Esse abandono emocional contribui para que o sofrimento se prolongue, muitas vezes levando ao desenvolvimento de transtornos como depressão e ansiedade, que afetam profundamente a qualidade de vida.
4. A dor emocional afeta a identidade
Uma queimadura na pele pode doer bastante, mas dificilmente muda quem você é. Já a dor emocional tem o poder de transformar a forma como uma pessoa se vê e se relaciona com o mundo. Um coração partido pode minar a confiança. Uma infância marcada por rejeição pode gerar inseguranças que atravessam toda a vida adulta.
Em outras palavras, a dor emocional atinge o núcleo da identidade. Ela abala a autoestima, a segurança e até mesmo a esperança. Por isso, além de ser mais difícil de suportar, a dor emocional exige um tipo de cura mais profundo. É necessário autoconhecimento, acolhimento e ressignificação.
5. O estigma da dor emocional aumenta o sofrimento
Falar sobre dor física é socialmente aceito. Ninguém julga quem diz estar com dores nas costas ou enxaqueca. Mas quando alguém diz que está triste, ansioso ou com o coração partido, ainda existe o risco de ser visto como fraco, dramático ou instável. Esse estigma social gera isolamento e vergonha, agravando o sofrimento.
O apoio emocional, essencial para a superação, nem sempre está disponível. Familiares e amigos podem não saber o que dizer, podem minimizar a dor com frases como “isso vai passar” ou até se afastar por não saber lidar. Isso aprofunda a sensação de abandono e solidão.
6. Memórias emocionais são mais vívidas e duradouras
As emoções intensas tendem a gerar memórias mais fortes. Isso tem um valor evolutivo, pois lembrar de situações perigosas nos ajuda a evitá-las no futuro. No entanto, significa também que eventos emocionalmente dolorosos ficam registrados de forma mais marcante no cérebro.
Enquanto a dor de um corte se apaga com o tempo, a lembrança de uma rejeição, de uma traição ou de um momento de humilhação pode ser reativada por cheiros, músicas, lugares ou palavras. Esse fenômeno reforça o ciclo de dor e torna difícil “deixar para trás”.
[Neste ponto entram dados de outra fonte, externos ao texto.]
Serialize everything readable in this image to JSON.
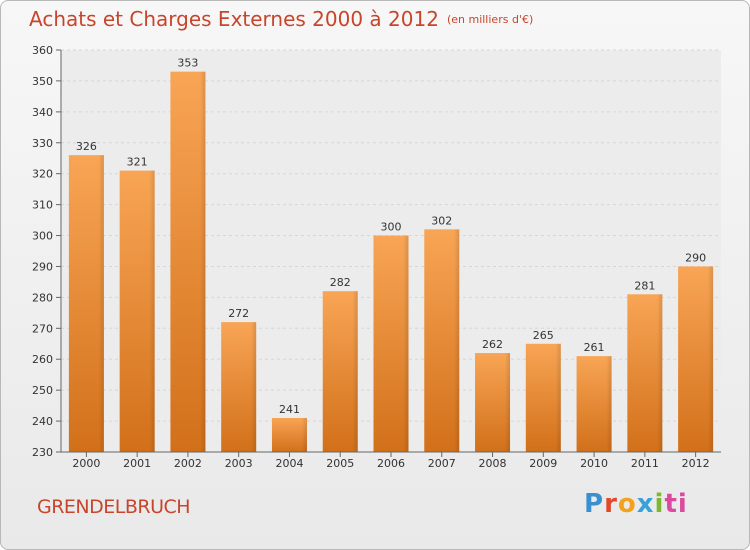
{
  "title": "Achats et Charges Externes 2000 à 2012",
  "subtitle": "(en milliers d'€)",
  "commune": "GRENDELBRUCH",
  "logo": [
    "P",
    "r",
    "o",
    "x",
    "i",
    "ti"
  ],
  "chart_data": {
    "type": "bar",
    "categories": [
      "2000",
      "2001",
      "2002",
      "2003",
      "2004",
      "2005",
      "2006",
      "2007",
      "2008",
      "2009",
      "2010",
      "2011",
      "2012"
    ],
    "values": [
      326,
      321,
      353,
      272,
      241,
      282,
      300,
      302,
      262,
      265,
      261,
      281,
      290
    ],
    "ylim": [
      230,
      360
    ],
    "yticks": [
      230,
      240,
      250,
      260,
      270,
      280,
      290,
      300,
      310,
      320,
      330,
      340,
      350,
      360
    ],
    "grid": true,
    "colors": {
      "bar_light": "#f8a555",
      "bar_dark": "#d2701a",
      "title": "#c8452c"
    }
  }
}
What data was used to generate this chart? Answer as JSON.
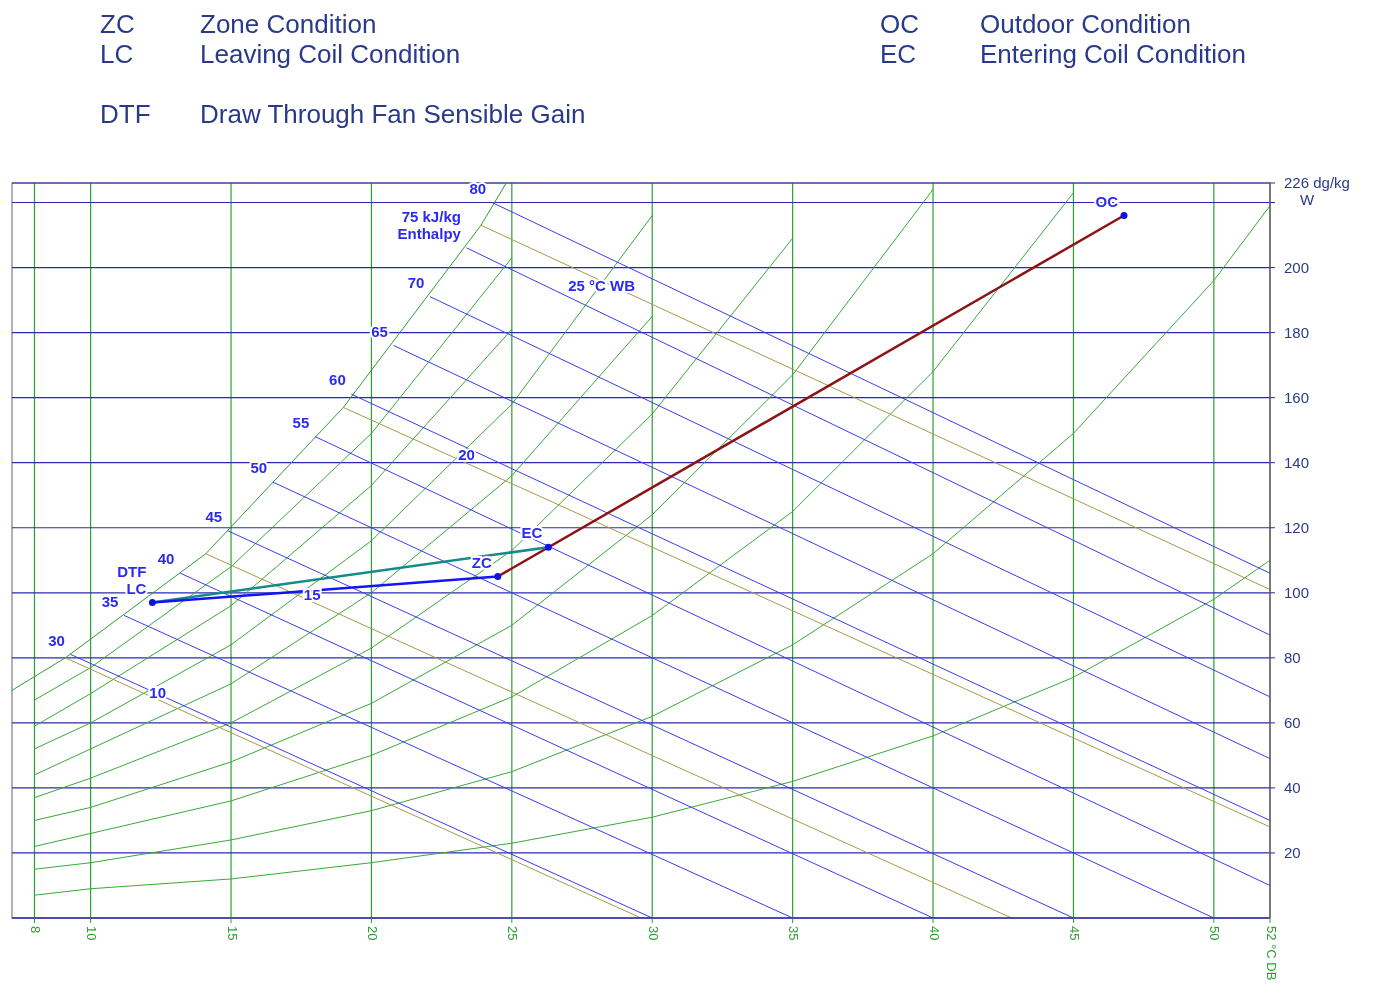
{
  "chart_data": {
    "type": "line",
    "ylabel": "W",
    "xlim": [
      7.2,
      52
    ],
    "ylim": [
      0,
      226
    ],
    "xticks": [
      8,
      10,
      15,
      20,
      25,
      30,
      35,
      40,
      45,
      50,
      {
        "value": 52,
        "label": "52 °C DB"
      }
    ],
    "yticks": [
      20,
      40,
      60,
      80,
      100,
      120,
      140,
      160,
      180,
      200,
      {
        "value": 220,
        "label": null
      },
      {
        "value": 226,
        "label": "226 dg/kg"
      }
    ],
    "grid": true,
    "marker": "none",
    "series": [
      {
        "color": "#2f9e2f",
        "x": [
          7.2,
          9.1,
          14.1,
          19,
          23.9,
          24.8
        ],
        "values": [
          70,
          80,
          112,
          157,
          213,
          226
        ]
      },
      {
        "color": "#3aa83a",
        "x": [
          8,
          10,
          15,
          20,
          25,
          30,
          35,
          40,
          45,
          50,
          52
        ],
        "values": [
          7,
          9,
          12,
          17,
          23,
          31,
          42,
          56,
          74,
          98,
          110
        ]
      },
      {
        "color": "#3aa83a",
        "x": [
          8,
          10,
          15,
          20,
          25,
          30,
          35,
          40,
          45,
          50,
          52
        ],
        "values": [
          15,
          17,
          24,
          33,
          45,
          62,
          84,
          112,
          149,
          196,
          219
        ]
      },
      {
        "color": "#3aa83a",
        "x": [
          8,
          10,
          15,
          20,
          25,
          30,
          35,
          40,
          45
        ],
        "values": [
          22,
          26,
          36,
          50,
          68,
          93,
          125,
          168,
          223
        ]
      },
      {
        "color": "#3aa83a",
        "x": [
          8,
          10,
          15,
          20,
          25,
          30,
          35,
          40
        ],
        "values": [
          30,
          34,
          48,
          66,
          90,
          124,
          167,
          224
        ]
      },
      {
        "color": "#3aa83a",
        "x": [
          8,
          10,
          15,
          20,
          25,
          30,
          35
        ],
        "values": [
          37,
          43,
          60,
          83,
          113,
          155,
          209
        ]
      },
      {
        "color": "#3aa83a",
        "x": [
          8,
          10,
          15,
          20,
          25,
          30
        ],
        "values": [
          44,
          52,
          72,
          100,
          136,
          185
        ]
      },
      {
        "color": "#3aa83a",
        "x": [
          8,
          10,
          15,
          20,
          25,
          30
        ],
        "values": [
          52,
          60,
          84,
          116,
          158,
          216
        ]
      },
      {
        "color": "#3aa83a",
        "x": [
          8,
          10,
          15,
          20,
          25
        ],
        "values": [
          59,
          69,
          96,
          133,
          181
        ]
      },
      {
        "color": "#3aa83a",
        "x": [
          8,
          10,
          15,
          20,
          25
        ],
        "values": [
          67,
          77,
          108,
          149,
          203
        ]
      },
      {
        "color": "#3c3cf0",
        "x": [
          9.3,
          30
        ],
        "values": [
          81,
          0
        ]
      },
      {
        "color": "#3c3cf0",
        "x": [
          11.2,
          35
        ],
        "values": [
          93,
          0
        ]
      },
      {
        "color": "#3c3cf0",
        "x": [
          13.2,
          40
        ],
        "values": [
          106,
          0
        ]
      },
      {
        "color": "#3c3cf0",
        "x": [
          14.9,
          45
        ],
        "values": [
          119,
          0
        ]
      },
      {
        "color": "#3c3cf0",
        "x": [
          16.5,
          50
        ],
        "values": [
          134,
          0
        ]
      },
      {
        "color": "#3c3cf0",
        "x": [
          18,
          52
        ],
        "values": [
          148,
          10
        ]
      },
      {
        "color": "#3c3cf0",
        "x": [
          19.3,
          52
        ],
        "values": [
          161,
          30
        ]
      },
      {
        "color": "#3c3cf0",
        "x": [
          20.8,
          52
        ],
        "values": [
          176,
          49
        ]
      },
      {
        "color": "#3c3cf0",
        "x": [
          22.1,
          52
        ],
        "values": [
          191,
          68
        ]
      },
      {
        "color": "#3c3cf0",
        "x": [
          23.4,
          52
        ],
        "values": [
          206,
          87
        ]
      },
      {
        "color": "#3c3cf0",
        "x": [
          24.3,
          52
        ],
        "values": [
          220,
          106
        ]
      },
      {
        "color": "#a8994a",
        "x": [
          9.1,
          29.6
        ],
        "values": [
          80,
          0
        ]
      },
      {
        "color": "#a8994a",
        "x": [
          14.1,
          42.8
        ],
        "values": [
          112,
          0
        ]
      },
      {
        "color": "#a8994a",
        "x": [
          19,
          52
        ],
        "values": [
          157,
          28
        ]
      },
      {
        "color": "#a8994a",
        "x": [
          23.9,
          52
        ],
        "values": [
          213,
          101
        ]
      },
      {
        "color": "#8b1414",
        "x": [
          24.5,
          46.8
        ],
        "values": [
          105,
          216
        ]
      },
      {
        "color": "#148a8a",
        "x": [
          26.3,
          12.2
        ],
        "values": [
          114,
          97
        ]
      },
      {
        "color": "#1414f0",
        "x": [
          24.5,
          12.2
        ],
        "values": [
          105,
          97
        ]
      },
      {
        "type": "scatter",
        "marker": "circle",
        "color": "#1010e0",
        "x": [
          46.8,
          26.3,
          24.5,
          12.2
        ],
        "values": [
          216,
          114,
          105,
          97
        ]
      }
    ],
    "annotations": [
      "ZC",
      "Zone Condition",
      "LC",
      "Leaving Coil Condition",
      "DTF",
      "Draw Through Fan Sensible Gain",
      "OC",
      "Outdoor Condition",
      "EC",
      "Entering Coil Condition",
      {
        "text": "80",
        "x": 24.3,
        "y": 220
      },
      {
        "text": "75 kJ/kg",
        "x": 23.4,
        "y": 206
      },
      {
        "text": "Enthalpy",
        "x": 23.4,
        "y": 206
      },
      {
        "text": "70",
        "x": 22.1,
        "y": 191
      },
      {
        "text": "65",
        "x": 20.8,
        "y": 176
      },
      {
        "text": "60",
        "x": 19.3,
        "y": 161
      },
      {
        "text": "55",
        "x": 18,
        "y": 148
      },
      {
        "text": "50",
        "x": 16.5,
        "y": 134
      },
      {
        "text": "45",
        "x": 14.9,
        "y": 119
      },
      {
        "text": "40",
        "x": 13.2,
        "y": 106
      },
      {
        "text": "35",
        "x": 11.2,
        "y": 93
      },
      {
        "text": "30",
        "x": 9.3,
        "y": 81
      },
      {
        "text": "25 °C WB",
        "x": 29.6,
        "y": 190
      },
      {
        "text": "20",
        "x": 23.9,
        "y": 138
      },
      {
        "text": "15",
        "x": 18.4,
        "y": 95
      },
      {
        "text": "10",
        "x": 12.9,
        "y": 65
      },
      {
        "text": "OC",
        "x": 46.8,
        "y": 216
      },
      {
        "text": "EC",
        "x": 26.3,
        "y": 114
      },
      {
        "text": "ZC",
        "x": 24.5,
        "y": 105
      },
      {
        "text": "DTF",
        "x": 12.2,
        "y": 97
      },
      {
        "text": "LC",
        "x": 12.2,
        "y": 97
      }
    ]
  }
}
7. A dor física desperta empatia imediata, a emocional nem sempre
Ver alguém com o braço engessado desperta compaixão instantânea. Reconhecemos que aquela pessoa está sofrendo. Já a dor emocional é invisível. Não há sinais claros de que alguém está em sofrimento mental. Isso dificulta o suporte, e muitas vezes leva a interpretações erradas.
Pior ainda, a própria pessoa que sofre pode duvidar da legitimidade de sua dor. Isso ocorre porque, sem validação externa, torna-se fácil pensar que “é exagero” ou “não é tão grave assim”. Esse tipo de pensamento apenas intensifica o sofrimento e torna a recuperação ainda mais difícil.
Conclusão: cuidar da mente como cuidamos do corpo
A dor é uma linguagem do corpo e da mente para nos alertar de que algo está errado. A dor física, em geral, é concreta e finita. Já a dor emocional é difusa, complexa e pode persistir indefinidamente, se não for acolhida.
O fato de a dor emocional ser mais difícil de suportar não nos torna frágeis. Nos torna humanos. E como seres humanos, precisamos reconhecer que a saúde mental é tão importante quanto a saúde física. Precisamos aprender a validar nossas emoções, a buscar ajuda quando necessário e a cultivar empatia com o sofrimento alheio.
Na próxima vez que alguém disser que está com dor no coração, lembre-se de que essa dor pode ser mais profunda do que qualquer ferida visível. Ela merece respeito, cuidado e acolhimento.